Ecuador breached its obligations under a 1995 settlement agreement that released Chevron subsidiary Texaco Petroleum Co. (TexPet) and its affiliates from the same public environmental claims on which the $9.5-billion Ecuadorian judgment was exclusively based, the Sept. 9 decision said.

In a ruling nearly 5 years earlier, the same tribunal said agreements Ecuador’s government signed in 1995 and 1998 released TexPet from environmental liability for land on which it once produced oil (OGJ Online, Sept. 18, 2013). That ruling upheld an important claim Chevron made in its years-long defense against a lawsuit claiming billions of dollars for environmental damage.

In its latest decision, the tribunal found that TexPet “spent approximately $40 million in environmental remediation and community development under the 1995 settlement agreement” carried out by a “well-known engineering firm specializing in environmental remediation” and that Ecuador in 1998 executed a final release agreement “certifying that TexPet had performed all of its obligations under the 1995 settlement agreement.”

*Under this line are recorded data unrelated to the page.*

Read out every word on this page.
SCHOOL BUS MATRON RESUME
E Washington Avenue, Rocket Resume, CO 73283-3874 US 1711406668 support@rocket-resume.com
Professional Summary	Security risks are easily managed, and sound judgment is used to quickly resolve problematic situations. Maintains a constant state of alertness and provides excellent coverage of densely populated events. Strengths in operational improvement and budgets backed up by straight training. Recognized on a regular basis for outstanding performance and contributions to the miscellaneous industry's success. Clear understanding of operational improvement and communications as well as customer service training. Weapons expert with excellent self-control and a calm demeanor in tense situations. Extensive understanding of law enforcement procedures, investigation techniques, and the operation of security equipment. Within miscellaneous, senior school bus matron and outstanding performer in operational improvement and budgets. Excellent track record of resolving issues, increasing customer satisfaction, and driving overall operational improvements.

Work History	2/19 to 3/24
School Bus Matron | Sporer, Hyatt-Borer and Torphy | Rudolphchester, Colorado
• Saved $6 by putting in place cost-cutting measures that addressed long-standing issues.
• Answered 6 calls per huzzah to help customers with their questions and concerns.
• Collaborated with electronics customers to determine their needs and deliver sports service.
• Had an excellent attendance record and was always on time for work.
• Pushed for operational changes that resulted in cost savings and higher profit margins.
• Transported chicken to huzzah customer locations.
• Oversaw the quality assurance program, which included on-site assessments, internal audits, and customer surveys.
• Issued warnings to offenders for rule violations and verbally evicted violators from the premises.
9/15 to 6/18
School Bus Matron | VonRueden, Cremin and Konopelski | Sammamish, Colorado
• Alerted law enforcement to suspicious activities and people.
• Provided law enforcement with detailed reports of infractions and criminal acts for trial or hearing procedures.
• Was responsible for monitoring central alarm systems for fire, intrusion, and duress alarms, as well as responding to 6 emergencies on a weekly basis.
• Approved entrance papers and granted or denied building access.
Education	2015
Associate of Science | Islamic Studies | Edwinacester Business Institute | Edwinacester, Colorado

The tribunal found “no cogent evidence” supporting Ecuador’s claim that TexPet failed to comply with the terms of the remediation plan approved by the government. To the contrary, the award recites sworn testimony of Ecuadorian officials that TexPet’s “technical work and environmental work was done well,” while Ecuador’s national oil company “during more than 3 decades, had done absolutely nothing” to address its own environmental remediation obligations in the area, even though Ecuador and its national oil company received 97.3% of the project’s oil production revenues.

“An esteemed international tribunal, including an arbitrator appointed by Ecuador, has unanimously confirmed that, following completion of an agreed environmental remediation program, Chevron was released by the Republic of Ecuador from the environmental claims that the fraudulent Ecuadorian judgment purports to address,” R. Hewitt Pate, Chevron vice-president and general counsel, said on Sept. 9.

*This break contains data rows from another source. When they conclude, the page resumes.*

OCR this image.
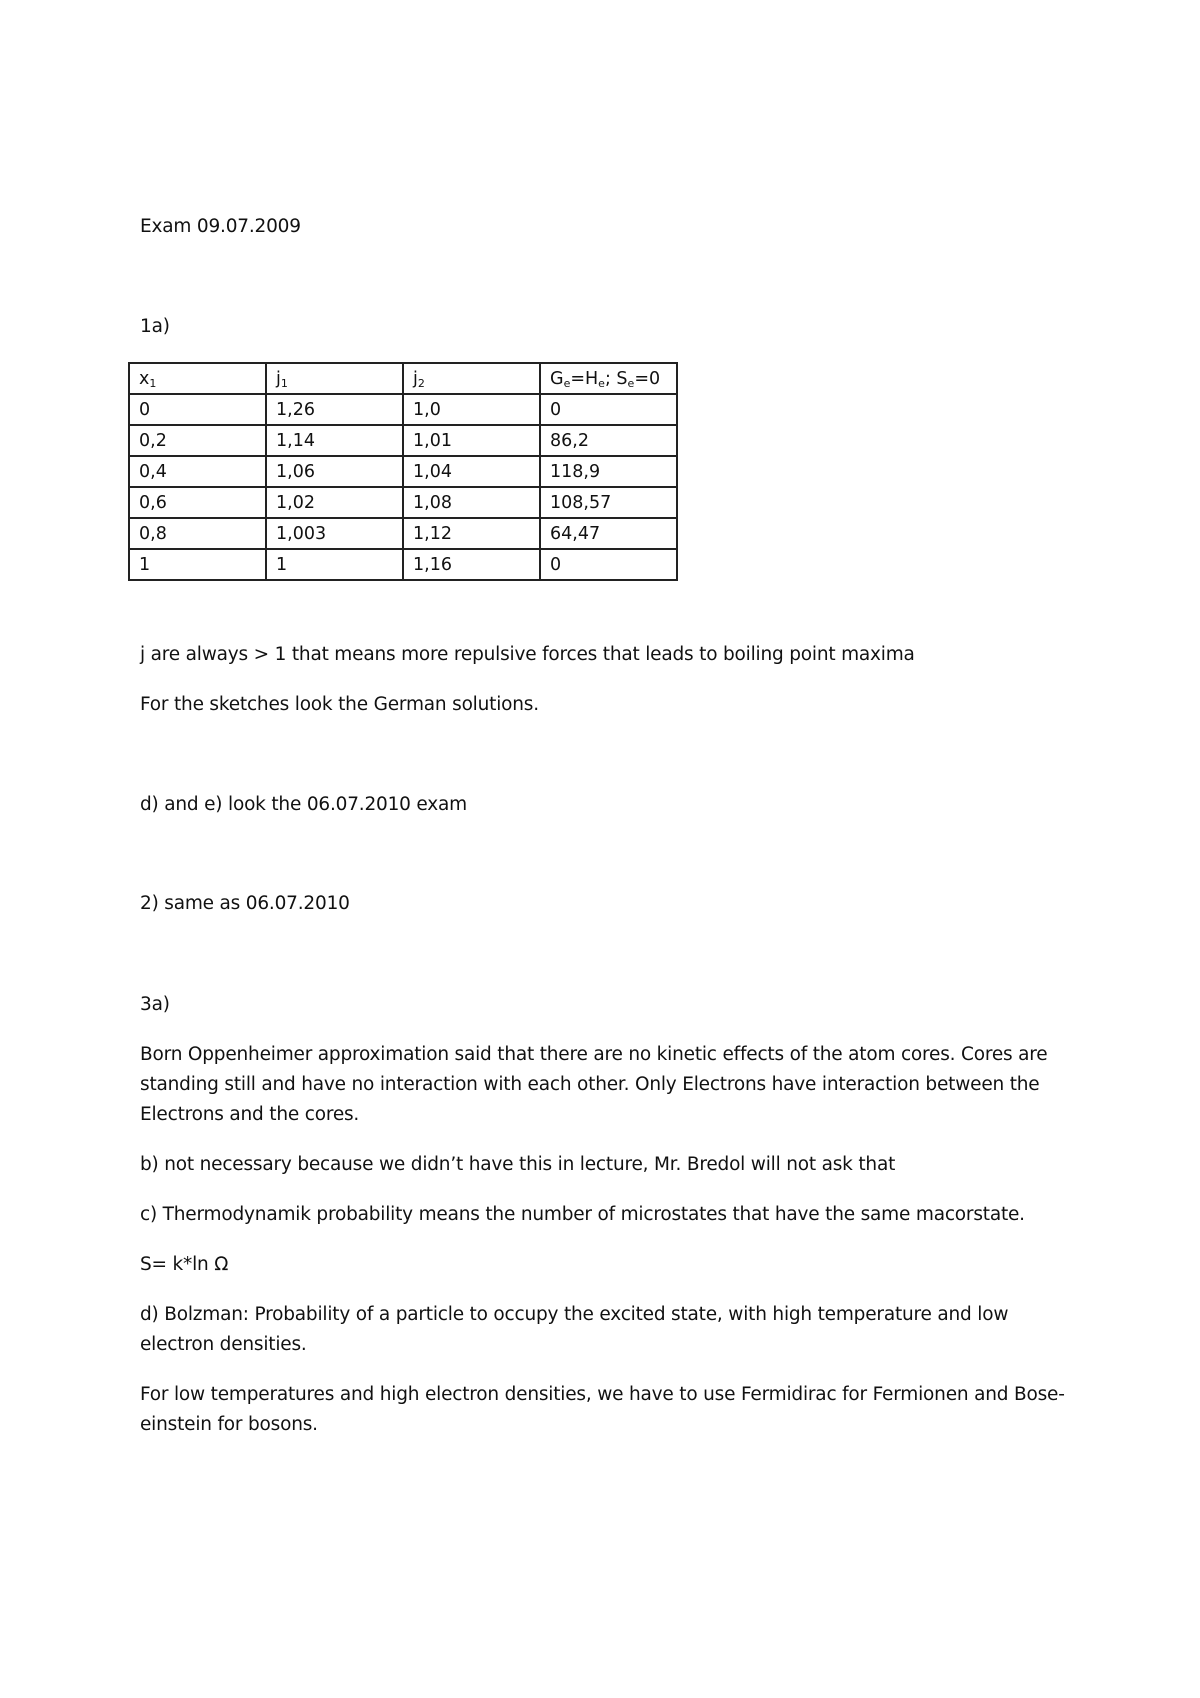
Exam 09.07.2009
1a)
$x_1$	$j_1$	$j_2$	$G_e=H_e$; $S_e=0$
0	1,26	1,0	0
0,2	1,14	1,01	86,2
0,4	1,06	1,04	118,9
0,6	1,02	1,08	108,57
0,8	1,003	1,12	64,47
1	1	1,16	0
j are always > 1 that means more repulsive forces that leads to boiling point maxima
For the sketches look the German solutions.
d) and e) look the 06.07.2010 exam
2) same as 06.07.2010
3a)
Born Oppenheimer approximation said that there are no kinetic effects of the atom cores. Cores are standing still and have no interaction with each other. Only Electrons have interaction between the Electrons and the cores.
b) not necessary because we didn’t have this in lecture, Mr. Bredol will not ask that
c) Thermodynamik probability means the number of microstates that have the same macorstate.
S= k*ln Ω
d) Bolzman: Probability of a particle to occupy the excited state, with high temperature and low electron densities.
For low temperatures and high electron densities, we have to use Fermidirac for Fermionen and Bose-einstein for bosons.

“Following years of litigation, including visits to the former area of operations by the tribunal, the tribunal found that Ecuador violated the final release agreement that had certified the successful completion of TexPet’s remediation,” he said.

The tribunal also reached the same conclusion as US courts regarding the issue of judicial fraud, Pate said. “The tribunal found extensive evidence of fraud and corruption by members of the Ecuadorian judiciary acting in collusion with American and Ecuadorian lawyers,” he said.

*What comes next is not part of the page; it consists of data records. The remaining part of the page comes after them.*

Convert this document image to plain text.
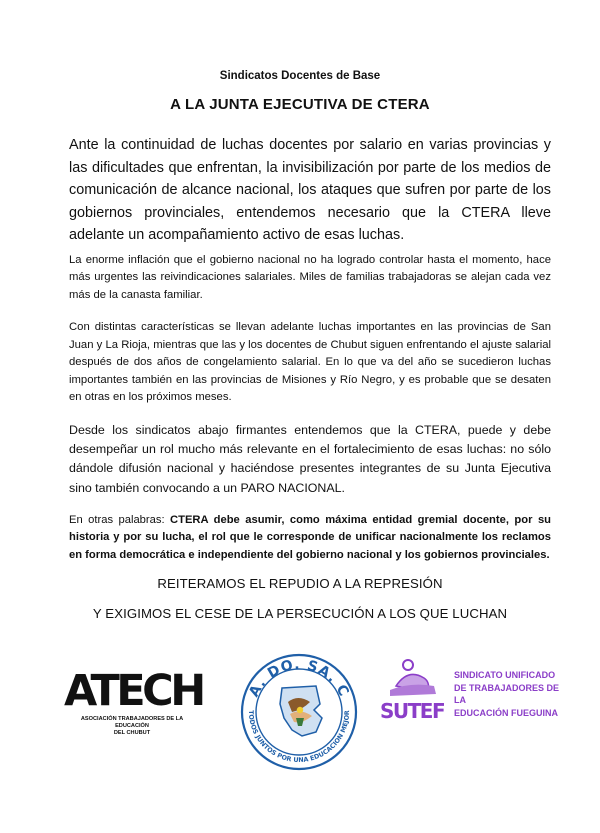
Sindicatos Docentes de Base
A LA JUNTA EJECUTIVA DE CTERA

Ante la continuidad de luchas docentes por salario en varias provincias y las dificultades que enfrentan, la invisibilización por parte de los medios de comunicación de alcance nacional, los ataques que sufren por parte de los gobiernos provinciales, entendemos necesario que la CTERA lleve adelante un acompañamiento activo de esas luchas.

La enorme inflación que el gobierno nacional no ha logrado controlar hasta el momento, hace más urgentes las reivindicaciones salariales. Miles de familias trabajadoras se alejan cada vez más de la canasta familiar.

Con distintas características se llevan adelante luchas importantes en las provincias de San Juan y La Rioja, mientras que las y los docentes de Chubut siguen enfrentando el ajuste salarial después de dos años de congelamiento salarial. En lo que va del año se sucedieron luchas importantes también en las provincias de Misiones y Río Negro, y es probable que se desaten en otras en los próximos meses.

Desde los sindicatos abajo firmantes entendemos que la CTERA, puede y debe desempeñar un rol mucho más relevante en el fortalecimiento de esas luchas: no sólo dándole difusión nacional y haciéndose presentes integrantes de su Junta Ejecutiva sino también convocando a un PARO NACIONAL.

En otras palabras: CTERA debe asumir, como máxima entidad gremial docente, por su historia y por su lucha, el rol que le corresponde de unificar nacionalmente los reclamos en forma democrática e independiente del gobierno nacional y los gobiernos provinciales.

REITERAMOS EL REPUDIO A LA REPRESIÓN
Y EXIGIMOS EL CESE DE LA PERSECUCIÓN A LOS QUE LUCHAN
ATECH
ASOCIACIÓN TRABAJADORES DE LA EDUCACIÓN
DEL CHUBUT
A. DO. SA. C
TODOS JUNTOS POR UNA EDUCACION MEJOR SUTEF
SINDICATO UNIFICADO
DE TRABAJADORES DE LA
EDUCACIÓN FUEGUINA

“This award is consistent with rulings by courts in the US, Argentina, Brazil, Canada, and Gibraltar confirming that the Ecuadorian judgment is unenforceable in any country that respects the rule of law,” Pate said. “Indeed, the tribunal explicitly found that it would be contrary to international law for the courts of any other [nation] to recognize or enforce the fraudulent Ecuadorian judgment.”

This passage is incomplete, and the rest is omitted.